Contrario a lo que muchos esperaban, bajo el liderazgo nacional del diputado Eduardo Montealegre en la presidencia del histórico Partido Liberal Independiente (PLI) se ha mantenido la cohesión y unidad de este grupo opositor, cosa por lo demás harto difícil en estos tiempos de crisis y de canibalismo político.
Iniciando por el caso de la bancada de diputados opositores, de los 26 originalmente electos bajo la bandera del PLI únicamente dos han abandonado las filas del liberalismo independiente, lo que equivale a menos de un 10 por ciento de deserción en este nivel de dirigencia de cúpulas. Además el PLI cuenta con el respaldo monolítico de los más de 800 concejales propietarios y más de 800 suplentes electos a nivel nacional en el año 2012.
A niveles intermedios, aún más prioritario, la cohesión se ha mantenido con los alcaldes, vice alcaldes y juntas directivas municipales renovadas en los 153 municipios del país cuyo proceso de selección culminó democráticamente en la convención nacional extraordinaria del día 6 de abril del año 2014 con la elección del licenciado Montealegre como presidente nacional.
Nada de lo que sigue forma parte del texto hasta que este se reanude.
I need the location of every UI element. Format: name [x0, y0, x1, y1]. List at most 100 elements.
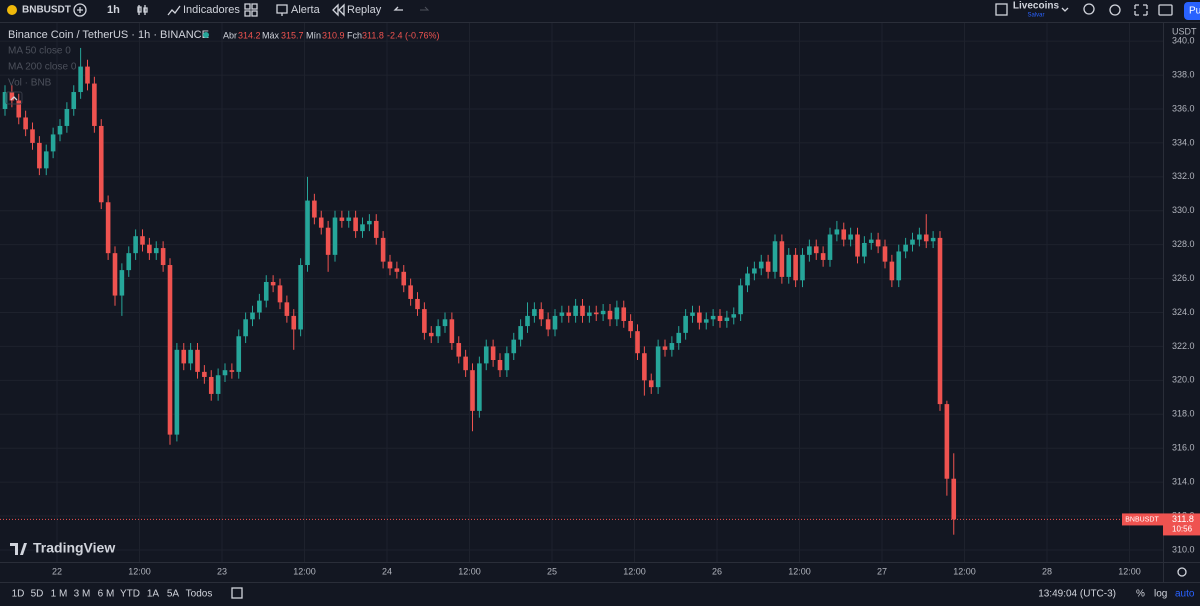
candle-body: [532, 309, 537, 316]
y-tick-label: 334.0: [1172, 137, 1195, 147]
candle-body: [676, 332, 682, 344]
x-tick-label: 28: [1042, 566, 1052, 576]
y-tick-label: 310.0: [1172, 544, 1195, 554]
log-toggle[interactable]: log: [1154, 589, 1167, 600]
candle-body: [930, 237, 936, 242]
indicators-button[interactable]: Indicadores: [183, 4, 240, 16]
candle-body: [690, 312, 695, 316]
range-button[interactable]: 1 M: [51, 589, 68, 600]
candle-body: [105, 202, 111, 254]
candle-body: [875, 239, 881, 247]
candle-body: [882, 246, 888, 262]
candle-body: [71, 92, 77, 109]
indicators-icon: [167, 5, 181, 16]
range-button[interactable]: Todos: [186, 589, 213, 600]
y-tick-label: 318.0: [1172, 409, 1195, 419]
candle-body: [538, 309, 544, 320]
range-button[interactable]: 5D: [31, 589, 44, 600]
percent-toggle[interactable]: %: [1136, 589, 1145, 600]
candle-body: [126, 253, 132, 271]
range-button[interactable]: 1A: [147, 589, 160, 600]
candle-body: [525, 315, 530, 327]
candle-body: [428, 332, 434, 337]
market-status: [203, 32, 209, 38]
collapse-legend[interactable]: [5, 91, 23, 105]
range-button[interactable]: YTD: [120, 589, 140, 600]
clock: 13:49:04 (UTC-3): [1038, 589, 1116, 600]
candle-body: [552, 315, 558, 330]
currency[interactable]: USDT: [1172, 26, 1197, 36]
candle-body: [92, 83, 97, 126]
close-value: 311.8: [362, 30, 384, 40]
symbol-tag-bg: [1122, 513, 1163, 526]
brand: TradingView: [33, 540, 115, 556]
symbol[interactable]: BNBUSDT: [22, 5, 71, 16]
fullscreen-button[interactable]: [1134, 4, 1148, 16]
publish-button[interactable]: [1184, 2, 1200, 20]
candle-body: [813, 246, 819, 254]
chart-type-button[interactable]: [137, 5, 148, 15]
y-tick-label: 324.0: [1172, 307, 1195, 317]
compare-button[interactable]: [73, 3, 87, 17]
candle-body: [305, 200, 310, 266]
candle-body: [195, 349, 200, 372]
y-tick-label: 328.0: [1172, 239, 1195, 249]
replay-button[interactable]: Replay: [347, 4, 382, 16]
range-button[interactable]: 1D: [12, 589, 25, 600]
layout-status: Salvar: [1027, 13, 1044, 19]
range-button[interactable]: 3 M: [74, 589, 91, 600]
x-tick-label: 22: [52, 566, 62, 576]
fullscreen-toggle[interactable]: [995, 3, 1008, 16]
auto-toggle[interactable]: auto: [1175, 589, 1195, 600]
candle-body: [580, 305, 585, 316]
undo-button[interactable]: [393, 6, 403, 11]
candle-body: [291, 315, 297, 330]
high-value: 315.7: [281, 30, 304, 40]
candle-body: [463, 356, 468, 371]
settings-button[interactable]: [1109, 4, 1121, 16]
candle-body: [483, 346, 489, 364]
x-tick-label: 12:00: [458, 566, 481, 576]
redo-button: [420, 6, 430, 11]
interval[interactable]: 1h: [107, 4, 120, 16]
candle-body: [889, 261, 895, 281]
low-label: Mín: [306, 30, 321, 40]
candle-body: [621, 307, 627, 321]
candle-body: [16, 100, 22, 118]
candle-body: [387, 261, 393, 269]
y-tick-label: 314.0: [1172, 476, 1195, 486]
candle-body: [215, 375, 221, 394]
snapshot-button[interactable]: [1158, 4, 1173, 16]
candle-body: [160, 248, 166, 266]
y-tick-label: 336.0: [1172, 103, 1195, 113]
x-tick-label: 24: [382, 566, 392, 576]
candle-body: [236, 336, 242, 372]
axis-settings[interactable]: [1177, 567, 1187, 577]
candle-body: [793, 254, 798, 281]
layouts-button[interactable]: [244, 3, 258, 17]
alert-button[interactable]: Alerta: [291, 4, 321, 16]
candle-body: [559, 312, 565, 316]
search-button[interactable]: [1083, 3, 1095, 15]
symbol-icon: [7, 5, 17, 15]
layout-menu[interactable]: [1061, 7, 1069, 12]
x-tick-label: 25: [547, 566, 557, 576]
publish-label: Pu: [1189, 6, 1200, 17]
date-range-button[interactable]: [231, 587, 243, 599]
candle-body: [422, 309, 427, 333]
open-value: 314.2: [238, 30, 261, 40]
collapse-icon: [10, 96, 18, 101]
y-tick-label: 320.0: [1172, 375, 1195, 385]
candle-body: [147, 244, 152, 254]
layout-name[interactable]: Livecoins: [1013, 1, 1060, 12]
close-label: Fch: [347, 30, 362, 40]
candle-body: [270, 281, 276, 286]
replay-icon: [332, 3, 345, 17]
candle-body: [174, 349, 180, 435]
range-button[interactable]: 5A: [167, 589, 180, 600]
candle-body: [868, 239, 874, 243]
x-tick-label: 23: [217, 566, 227, 576]
low-value: 310.9: [322, 30, 345, 40]
range-button[interactable]: 6 M: [98, 589, 115, 600]
candle-body: [772, 241, 778, 272]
Esta actuación del PLI con sus debilidades y defectos ha sido una muestra palpable de renovación, actualización, apego a principios éticos y nueva visión de corte demócrata y liberal.
La dirigencia nacional del PLI participó hace poco en la conferencia brindada por la destacada politóloga guatemalteca Gloria Álvarez, quien estuvo de moda en los medios de comunicación abordando el tópico sobre la construcción de nuestra república. En este aspecto muchos señalamos que es muy cómodo dictar conferencias basadas en teoría, a como lo hace desde un sillón de Miami el escritor cubano, Carlos Alberto Montaner, y no tener la capacidad de concretarlo en la vida real en sus respectivos países, principalmente Cuba y la vejación de medio siglo.
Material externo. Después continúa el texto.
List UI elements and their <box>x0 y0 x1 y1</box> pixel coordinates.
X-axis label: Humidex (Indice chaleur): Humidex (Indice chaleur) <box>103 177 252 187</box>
Por el lado oficial, está comprobado que el orteguismo le tiene terror a elecciones libres, saben que no cuentan con la voluntad del pueblo. El estilo de gobierno orteguista es totalitario, dictatorial y forma parte de una burda espiral de corrupción que en la región solo es superada por sus pares de Venezuela y Cuba. En cambio el PLI ha enfocado el trabajo persuasivo a concretar una unidad democrática amplia y sincera, basada en principios de participación democrática y no una sopa de letras y partidos de oficina.
Quienes quisieran ver al licenciado Montealegre vociferando o despotricando al mejor estilo de los criollos machetones y caudillos que han gobernado Nicaragua, deben saber que es su defendido, Ortega el caudillo que se sostiene por medio de dádivas y prebendas, el uso de la violencia y la represión con fines de chantaje político-partidario. El PLI no ostenta desde su posición actual los mecanismos de poder absoluto que permitan este tipo de caudillismo desfasado.
No es un Estado centralizado como el de Ortega, sin transparencia y con ansias de poder, un regreso al negro y oscuro pasado de la noche oscura sandinista. Así no se logra el esperado desarrollo económico, equidad social y combate a la pobreza que el pueblo demanda.
El autor es abogado y notario público.